Um levantamento da Confederação Nacional de Municípios revela que cerca de 11 milhões de pessoas foram afetadas pelas queimadas em municípios que decretaram situação de emergência. O número de incêndios é o maior desde 2007, afetando 538 municípios em todo o País. Patrícia Faga Iglecias Lemos, superintendente de Gestão Ambiental e professora do Departamento de Direito Civil da Faculdade de Direito, ambos da Universidade de São Paulo, destaca a gravidade do problema e a necessidade urgente de medidas preventivas e punições mais severas para conter os crimes ambientais.
Segundo a especialista, o Brasil já possui uma legislação robusta, como a Política Nacional de Manejo Integrado do Fogo, a Lei de Crimes Ambientais e o Código Florestal, que prevê punições para quem provocar incêndios. No entanto, a falha está na aplicação dessas normas. A pena para quem causa incêndios, entre dois a quatro anos de prisão, é considerada insuficiente e raramente aplicada, o que favorece a reincidência de crimes ambientais.
Motivos das queimadas reincidentes
Apesar da crise climática, global e crescente também contribuir para o agravamento das queimadas, a maioria dos focos de incêndio é intencional, aproveitando-se de condições ambientais desfavoráveis, como a seca e altas temperaturas. De acordo com Patrícia, a impunidade para esses crimes, combinada com a baixa fiscalização, favorece a perpetuação das queimadas. Para além das punições, a docente enfatiza a importância das ações de prevenção. Em Estados como São Paulo, a Operação Corta-Fogo é um exemplo de planejamento eficaz para reduzir o impacto dos incêndios, atuando meses antes do período seco. A operação envolve a Polícia Ambiental, os municípios e até a Defesa Civil, visando a prevenir que as queimadas atinjam maiores proporções. Entretanto, essas ações preventivas devem ser amplamente replicadas em outras regiões do Brasil.
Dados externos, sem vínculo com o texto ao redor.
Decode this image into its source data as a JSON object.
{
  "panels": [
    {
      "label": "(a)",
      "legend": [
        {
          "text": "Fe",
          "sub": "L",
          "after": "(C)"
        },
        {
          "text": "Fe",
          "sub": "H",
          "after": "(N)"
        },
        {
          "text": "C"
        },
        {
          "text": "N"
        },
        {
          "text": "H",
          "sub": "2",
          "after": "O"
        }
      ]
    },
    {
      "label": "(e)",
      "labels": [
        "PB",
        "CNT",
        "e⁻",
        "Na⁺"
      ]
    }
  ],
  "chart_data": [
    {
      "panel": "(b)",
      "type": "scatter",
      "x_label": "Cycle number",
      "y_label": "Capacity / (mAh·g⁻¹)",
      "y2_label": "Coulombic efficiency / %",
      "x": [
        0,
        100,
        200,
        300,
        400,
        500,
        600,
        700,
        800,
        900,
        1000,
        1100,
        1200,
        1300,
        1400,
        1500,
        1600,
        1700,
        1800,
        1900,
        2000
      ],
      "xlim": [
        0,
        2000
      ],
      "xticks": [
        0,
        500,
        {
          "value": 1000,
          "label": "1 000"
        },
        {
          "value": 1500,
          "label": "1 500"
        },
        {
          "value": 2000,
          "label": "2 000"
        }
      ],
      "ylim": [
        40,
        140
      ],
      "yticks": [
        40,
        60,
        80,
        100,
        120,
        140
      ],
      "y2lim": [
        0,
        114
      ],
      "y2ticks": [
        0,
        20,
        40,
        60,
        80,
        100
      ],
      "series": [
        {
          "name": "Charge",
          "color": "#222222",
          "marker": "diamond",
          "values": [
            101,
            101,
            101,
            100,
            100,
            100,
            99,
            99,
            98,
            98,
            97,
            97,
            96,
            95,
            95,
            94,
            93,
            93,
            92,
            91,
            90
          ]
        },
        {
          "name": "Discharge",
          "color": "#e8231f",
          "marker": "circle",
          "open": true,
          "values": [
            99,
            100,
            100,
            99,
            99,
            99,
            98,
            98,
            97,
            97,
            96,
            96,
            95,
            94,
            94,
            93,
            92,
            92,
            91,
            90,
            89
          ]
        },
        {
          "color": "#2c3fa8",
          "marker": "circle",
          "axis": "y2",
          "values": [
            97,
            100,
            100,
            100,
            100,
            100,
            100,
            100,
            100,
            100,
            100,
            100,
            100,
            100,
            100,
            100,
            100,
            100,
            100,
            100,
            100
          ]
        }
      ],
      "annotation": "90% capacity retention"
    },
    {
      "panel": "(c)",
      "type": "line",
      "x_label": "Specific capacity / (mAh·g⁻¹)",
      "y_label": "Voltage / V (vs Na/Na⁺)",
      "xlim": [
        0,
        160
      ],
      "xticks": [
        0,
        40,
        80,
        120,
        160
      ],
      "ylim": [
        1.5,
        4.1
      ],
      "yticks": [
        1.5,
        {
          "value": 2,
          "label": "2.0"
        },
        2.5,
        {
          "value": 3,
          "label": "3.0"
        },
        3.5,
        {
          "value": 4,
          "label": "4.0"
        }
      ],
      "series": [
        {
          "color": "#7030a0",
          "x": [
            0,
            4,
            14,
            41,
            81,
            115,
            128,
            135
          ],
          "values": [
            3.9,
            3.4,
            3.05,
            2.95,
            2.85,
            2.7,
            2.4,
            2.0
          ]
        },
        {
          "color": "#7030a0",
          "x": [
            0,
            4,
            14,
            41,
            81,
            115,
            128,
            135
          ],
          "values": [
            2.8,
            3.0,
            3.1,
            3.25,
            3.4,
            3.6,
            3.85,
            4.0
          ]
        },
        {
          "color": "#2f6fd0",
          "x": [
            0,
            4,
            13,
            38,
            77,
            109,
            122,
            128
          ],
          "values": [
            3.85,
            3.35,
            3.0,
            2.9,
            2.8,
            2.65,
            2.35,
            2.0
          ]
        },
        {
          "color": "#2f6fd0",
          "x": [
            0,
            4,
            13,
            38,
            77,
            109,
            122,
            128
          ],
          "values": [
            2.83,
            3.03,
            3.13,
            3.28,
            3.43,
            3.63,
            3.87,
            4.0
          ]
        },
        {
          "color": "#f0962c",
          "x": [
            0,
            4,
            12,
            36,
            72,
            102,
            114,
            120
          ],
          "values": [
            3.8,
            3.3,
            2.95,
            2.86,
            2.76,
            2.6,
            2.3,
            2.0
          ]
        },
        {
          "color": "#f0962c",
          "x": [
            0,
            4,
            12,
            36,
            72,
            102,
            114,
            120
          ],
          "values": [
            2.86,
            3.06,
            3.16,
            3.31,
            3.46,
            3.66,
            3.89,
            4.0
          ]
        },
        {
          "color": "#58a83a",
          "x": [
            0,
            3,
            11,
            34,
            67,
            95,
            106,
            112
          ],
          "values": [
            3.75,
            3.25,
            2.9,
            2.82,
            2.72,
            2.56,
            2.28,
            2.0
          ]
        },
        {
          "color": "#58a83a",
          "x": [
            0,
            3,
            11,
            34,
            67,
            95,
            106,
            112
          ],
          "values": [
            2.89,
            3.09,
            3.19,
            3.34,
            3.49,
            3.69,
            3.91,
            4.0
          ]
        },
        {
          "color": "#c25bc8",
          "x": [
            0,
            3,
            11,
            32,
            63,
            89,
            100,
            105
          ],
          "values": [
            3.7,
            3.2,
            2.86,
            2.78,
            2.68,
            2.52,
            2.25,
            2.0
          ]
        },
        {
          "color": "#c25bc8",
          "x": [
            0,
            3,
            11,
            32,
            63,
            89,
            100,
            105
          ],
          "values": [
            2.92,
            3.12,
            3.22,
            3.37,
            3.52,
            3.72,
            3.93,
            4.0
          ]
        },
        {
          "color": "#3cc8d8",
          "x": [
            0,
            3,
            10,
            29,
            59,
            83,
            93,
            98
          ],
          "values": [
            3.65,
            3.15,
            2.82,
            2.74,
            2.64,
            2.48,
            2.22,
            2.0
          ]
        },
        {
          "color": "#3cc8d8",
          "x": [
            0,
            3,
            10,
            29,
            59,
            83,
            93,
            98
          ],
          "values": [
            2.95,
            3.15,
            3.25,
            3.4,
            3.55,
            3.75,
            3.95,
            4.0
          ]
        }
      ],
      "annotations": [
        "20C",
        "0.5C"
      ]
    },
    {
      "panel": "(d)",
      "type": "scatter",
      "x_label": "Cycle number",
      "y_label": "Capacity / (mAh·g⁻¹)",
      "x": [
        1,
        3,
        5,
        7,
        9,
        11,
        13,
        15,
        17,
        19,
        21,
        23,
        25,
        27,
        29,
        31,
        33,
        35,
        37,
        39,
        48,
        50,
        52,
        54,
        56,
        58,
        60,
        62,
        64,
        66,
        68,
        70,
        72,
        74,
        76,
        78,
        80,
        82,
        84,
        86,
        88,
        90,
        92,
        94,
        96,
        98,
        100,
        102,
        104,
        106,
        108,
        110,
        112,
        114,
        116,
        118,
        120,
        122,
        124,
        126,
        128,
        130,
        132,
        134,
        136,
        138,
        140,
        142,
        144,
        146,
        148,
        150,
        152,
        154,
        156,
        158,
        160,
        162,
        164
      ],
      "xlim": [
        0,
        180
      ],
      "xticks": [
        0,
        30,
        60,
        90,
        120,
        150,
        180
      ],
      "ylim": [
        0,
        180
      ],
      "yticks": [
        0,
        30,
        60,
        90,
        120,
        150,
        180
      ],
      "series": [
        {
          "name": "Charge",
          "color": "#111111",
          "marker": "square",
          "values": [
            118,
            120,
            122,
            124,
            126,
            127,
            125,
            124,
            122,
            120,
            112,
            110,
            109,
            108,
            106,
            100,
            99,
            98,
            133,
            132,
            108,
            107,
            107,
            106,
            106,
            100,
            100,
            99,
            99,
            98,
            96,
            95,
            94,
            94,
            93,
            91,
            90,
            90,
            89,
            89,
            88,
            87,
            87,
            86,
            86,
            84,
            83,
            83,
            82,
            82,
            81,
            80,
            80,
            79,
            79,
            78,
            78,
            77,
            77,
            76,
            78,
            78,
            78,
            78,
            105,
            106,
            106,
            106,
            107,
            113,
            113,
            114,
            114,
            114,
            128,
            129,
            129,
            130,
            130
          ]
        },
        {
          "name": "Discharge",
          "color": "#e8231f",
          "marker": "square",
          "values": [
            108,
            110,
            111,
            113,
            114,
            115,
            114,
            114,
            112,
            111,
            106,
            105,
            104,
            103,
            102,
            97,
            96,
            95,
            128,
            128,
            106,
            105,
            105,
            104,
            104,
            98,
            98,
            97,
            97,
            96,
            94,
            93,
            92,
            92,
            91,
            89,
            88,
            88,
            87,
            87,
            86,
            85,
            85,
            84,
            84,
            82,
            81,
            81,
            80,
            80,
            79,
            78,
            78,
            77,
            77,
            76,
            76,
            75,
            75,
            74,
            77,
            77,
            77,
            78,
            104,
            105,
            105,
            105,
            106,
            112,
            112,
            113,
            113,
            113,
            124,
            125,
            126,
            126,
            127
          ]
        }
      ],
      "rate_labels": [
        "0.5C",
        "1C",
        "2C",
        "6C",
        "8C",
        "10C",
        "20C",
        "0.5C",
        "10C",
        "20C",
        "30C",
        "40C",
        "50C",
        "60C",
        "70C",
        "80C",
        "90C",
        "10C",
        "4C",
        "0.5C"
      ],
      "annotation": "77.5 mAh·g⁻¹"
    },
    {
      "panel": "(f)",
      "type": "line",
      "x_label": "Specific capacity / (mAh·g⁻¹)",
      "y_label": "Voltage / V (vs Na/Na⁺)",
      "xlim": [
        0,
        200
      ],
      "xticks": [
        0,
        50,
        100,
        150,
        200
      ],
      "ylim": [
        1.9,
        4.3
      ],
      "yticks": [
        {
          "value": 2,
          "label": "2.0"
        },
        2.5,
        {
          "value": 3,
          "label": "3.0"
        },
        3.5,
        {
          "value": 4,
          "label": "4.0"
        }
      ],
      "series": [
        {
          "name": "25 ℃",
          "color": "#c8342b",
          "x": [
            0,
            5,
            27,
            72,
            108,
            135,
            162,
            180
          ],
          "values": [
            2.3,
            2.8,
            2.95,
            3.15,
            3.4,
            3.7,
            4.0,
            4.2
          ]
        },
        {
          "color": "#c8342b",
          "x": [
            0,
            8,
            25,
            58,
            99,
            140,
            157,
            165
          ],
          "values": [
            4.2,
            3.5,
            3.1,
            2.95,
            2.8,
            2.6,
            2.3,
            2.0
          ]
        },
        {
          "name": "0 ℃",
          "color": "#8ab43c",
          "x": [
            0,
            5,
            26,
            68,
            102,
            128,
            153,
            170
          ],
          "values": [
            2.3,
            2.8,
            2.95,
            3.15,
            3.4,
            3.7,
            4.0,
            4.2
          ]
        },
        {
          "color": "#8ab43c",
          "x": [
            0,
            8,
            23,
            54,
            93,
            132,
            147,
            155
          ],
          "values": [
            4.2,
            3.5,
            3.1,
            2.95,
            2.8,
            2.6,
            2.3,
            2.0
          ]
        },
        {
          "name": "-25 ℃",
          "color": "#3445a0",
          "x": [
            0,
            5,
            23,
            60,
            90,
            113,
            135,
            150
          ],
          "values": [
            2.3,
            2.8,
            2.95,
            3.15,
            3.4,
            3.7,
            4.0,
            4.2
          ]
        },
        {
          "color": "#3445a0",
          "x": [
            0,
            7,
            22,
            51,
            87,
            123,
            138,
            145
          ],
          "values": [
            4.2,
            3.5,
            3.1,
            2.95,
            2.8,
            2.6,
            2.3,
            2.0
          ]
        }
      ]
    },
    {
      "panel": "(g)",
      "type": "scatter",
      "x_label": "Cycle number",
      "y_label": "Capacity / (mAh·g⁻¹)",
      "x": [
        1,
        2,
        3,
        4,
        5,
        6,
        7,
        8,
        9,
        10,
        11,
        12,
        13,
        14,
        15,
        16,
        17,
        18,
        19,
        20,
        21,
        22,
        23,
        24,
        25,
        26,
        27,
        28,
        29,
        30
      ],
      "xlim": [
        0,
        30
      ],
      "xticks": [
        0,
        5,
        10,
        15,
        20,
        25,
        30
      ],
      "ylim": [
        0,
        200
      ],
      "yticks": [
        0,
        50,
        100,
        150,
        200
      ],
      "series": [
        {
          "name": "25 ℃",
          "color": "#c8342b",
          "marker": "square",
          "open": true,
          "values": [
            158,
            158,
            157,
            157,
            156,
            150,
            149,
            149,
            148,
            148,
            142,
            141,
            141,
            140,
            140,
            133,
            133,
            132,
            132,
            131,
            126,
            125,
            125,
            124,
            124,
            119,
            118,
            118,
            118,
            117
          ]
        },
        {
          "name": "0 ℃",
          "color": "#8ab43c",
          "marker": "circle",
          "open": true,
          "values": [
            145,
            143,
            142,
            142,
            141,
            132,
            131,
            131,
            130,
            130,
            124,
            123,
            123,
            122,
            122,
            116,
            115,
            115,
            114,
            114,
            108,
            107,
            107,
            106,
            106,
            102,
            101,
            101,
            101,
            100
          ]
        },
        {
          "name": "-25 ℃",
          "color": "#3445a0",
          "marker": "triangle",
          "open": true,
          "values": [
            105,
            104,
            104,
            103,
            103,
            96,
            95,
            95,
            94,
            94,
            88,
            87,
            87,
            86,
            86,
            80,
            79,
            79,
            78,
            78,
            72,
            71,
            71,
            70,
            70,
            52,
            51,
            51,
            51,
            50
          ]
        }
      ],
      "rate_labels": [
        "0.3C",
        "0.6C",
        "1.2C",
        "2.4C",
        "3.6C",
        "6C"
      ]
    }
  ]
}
Outro sistema de prevenção seria o uso de “aceiros” — faixas de terreno sem vegetação — para impedir que o fogo avance entre as áreas agrícolas ou florestais. Mas a professora destaca que, em muitos casos, o tempo de detecção dos incêndios pelos sistemas de monitoramento ainda é insuficiente: “Uma outra coisa que também acaba atrapalhando é que os próprios radares, o sistema do Inpe e tudo mais, leva um tempo para identificar o incêndio, o que também contribui para que o incêndio tome proporções maiores, porque na hora de atacar na resposta vai levar um tempo maior para verificar se o incêndio está acontecendo”.
Outro fator importante é a articulação entre os entes federativos, desde o governo federal até os municípios. “São muitos fatores. Na questão ambiental, a gestão dos períodos de crise, das questões hídricas e do período seco precisa ter um planejamento maior. Isso integra tanto o governo federal e os seus órgãos, o próprio Ibama, mas também os governos estaduais, por meio das suas Secretarias, e os municípios que precisam estar integrados. Então a Defesa Civil é planejada no nível estadual, mas nós vamos ter pontos de Defesa Civil nos municípios que vão auxiliar em todas essas situações”, complementa.
Ela ainda conclui: “Eu só queria fazer um último reforço, que é também o papel da academia, porque nós temos pesquisadores e dados que podem ser aproveitados pelos governos e essa composição, que inclusive está prevista no ODS 17 da ONU, que são as parcerias entre o público, o privado e a academia. Como professora da USP, eu não posso deixar de reforçar que nós temos muitos pesquisadores trabalhando com essas temáticas e que podem auxiliar naquilo que os governos estão planejando”.